Carrizo mostró con orgullo cómo aparecían los primeros duraznitos de la época e invitó a degustar las exquisitas nueces de su finca. Parecía no importarle tanto el hecho de no contar con un baño digno -acostumbrado, acaso, a la lenta y exigua acción del Estado-, como sí la visita que recibía, que rompió con su consuetudinaria soledad.

Pura política
“No me han reconstruido nada. Esta es mi casa. Mire las condiciones en que quedó la cocina... toda partida. El techo se me cayó entero. Y el dormitorio tiene una grieta bien grande. No conseguí que la delegada me ayude. Ella tomó el sismo para la política. No hizo nada. Me he cansado de reclamarle”, dijo, indignada, Lucía Inés Bazán.
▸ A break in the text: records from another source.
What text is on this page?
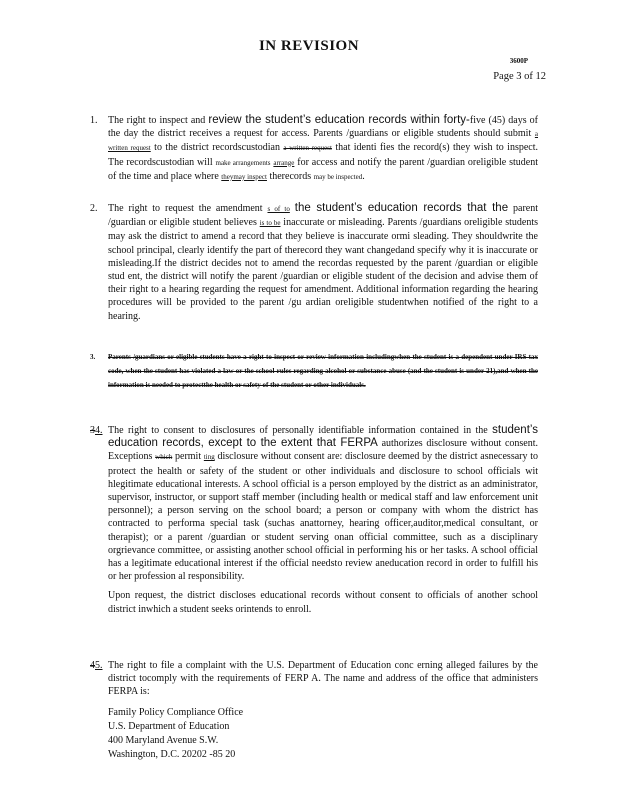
IN REVISION
3600P
Page 3 of 12
1. The right to inspect and review the student’s education records within forty-five (45) days of the day the district receives a request for access. Parents /guardians or eligible students should submit a written request to the district recordscustodian a written request that identi fies the record(s) they wish to inspect. The recordscustodian will make arrangements arrange for access and notify the parent /guardian oreligible student of the time and place where theymay inspect therecords may be inspected.
2. The right to request the amendment s of to the student’s education records that the parent /guardian or eligible student believes is to be inaccurate or misleading. Parents /guardians oreligible students may ask the district to amend a record that they believe is inaccurate ormi sleading. They shouldwrite the school principal, clearly identify the part of therecord they want changedand specify why it is inaccurate or misleading.If the district decides not to amend the recordas requested by the parent /guardian or eligible stud ent, the district will notify the parent /guardian or eligible student of the decision and advise them of their right to a hearing regarding the request for amendment. Additional information regarding the hearing procedures will be provided to the parent /gu ardian oreligible studentwhen notified of the right to a hearing.
3. Parents /guardians or eligible students have a right to inspect or review information includingwhen the student is a dependent under IRS tax code, when the student has violated a law or the school rules regarding alcohol or substance abuse (and the student is under 21),and when the information is needed to protectthe health or safety of the student or other individuals.
34. The right to consent to disclosures of personally identifiable information contained in the student’s education records, except to the extent that FERPA authorizes disclosure without consent. Exceptions which permit ting disclosure without consent are: disclosure deemed by the district asnecessary to protect the health or safety of the student or other individuals and disclosure to school officials wit hlegitimate educational interests. A school official is a person employed by the district as an administrator, supervisor, instructor, or support staff member (including health or medical staff and law enforcement unit personnel); a person serving on the school board; a person or company with whom the district has contracted to performa special task (suchas anattorney, hearing officer,auditor,medical consultant, or therapist); or a parent /guardian or student serving onan official committee, such as a disciplinary orgrievance committee, or assisting another school official in performing his or her tasks. A school official has a legitimate educational interest if the official needsto review aneducation record in order to fulfill his or her profession al responsibility.
Upon request, the district discloses educational records without consent to officials of another school district inwhich a student seeks orintends to enroll.
45. The right to file a complaint with the U.S. Department of Education conc erning alleged failures by the district tocomply with the requirements of FERP A. The name and address of the office that administers FERPA is:
Family Policy Compliance Office
U.S. Department of Education
400 Maryland Avenue S.W.
Washington, D.C. 20202 -85 20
La mujer de 61 años se quejó de que la delegación municipal (depende del intendente de Huillapima, Amado Santucho) no ayuda a refaccionar y a reconsrtruir las viviendas a los pobladores que menos posibilidades tienen de hacerlo por su propia cuenta.

“Le dieron vigas, cemento, bloques... de todo a un jubilado de la Policía, que vende 5.000 kilos de nueces, que tiene animales y a todos sus hijos trabajando. Y mucha gente, como yo (vive sola, cobra una pensión graciable de $ 220 y fabrica escobas), no recibe nada. Yo sí recibí unos bloques, pero me los dejaron tirados y no tengo cómo ponerlos”, lamentó.

Adriana Santucho, agente de una posta sanitaria (nombre que llevan los dispensarios) también sufrió las consecuencias del sismo y de la falta de apoyo del Estado catamarqueño. “Yo tenía una piecita, en la casa de mi mamá. Era de adobe. Pero ahora tengo que compartir la habitación con ella, porque se me cayó. Nunca recibí nada de la Municipalidad. Y así como mi casa hay muchas más aquí. Dijeron que les iban a hacer las refacciones, pero no hicieron nada”, relató Santucho, que está separada de su pareja, tiene dos hijas y cobra $ 300, como becaria de la Nación por trabajar en la posta.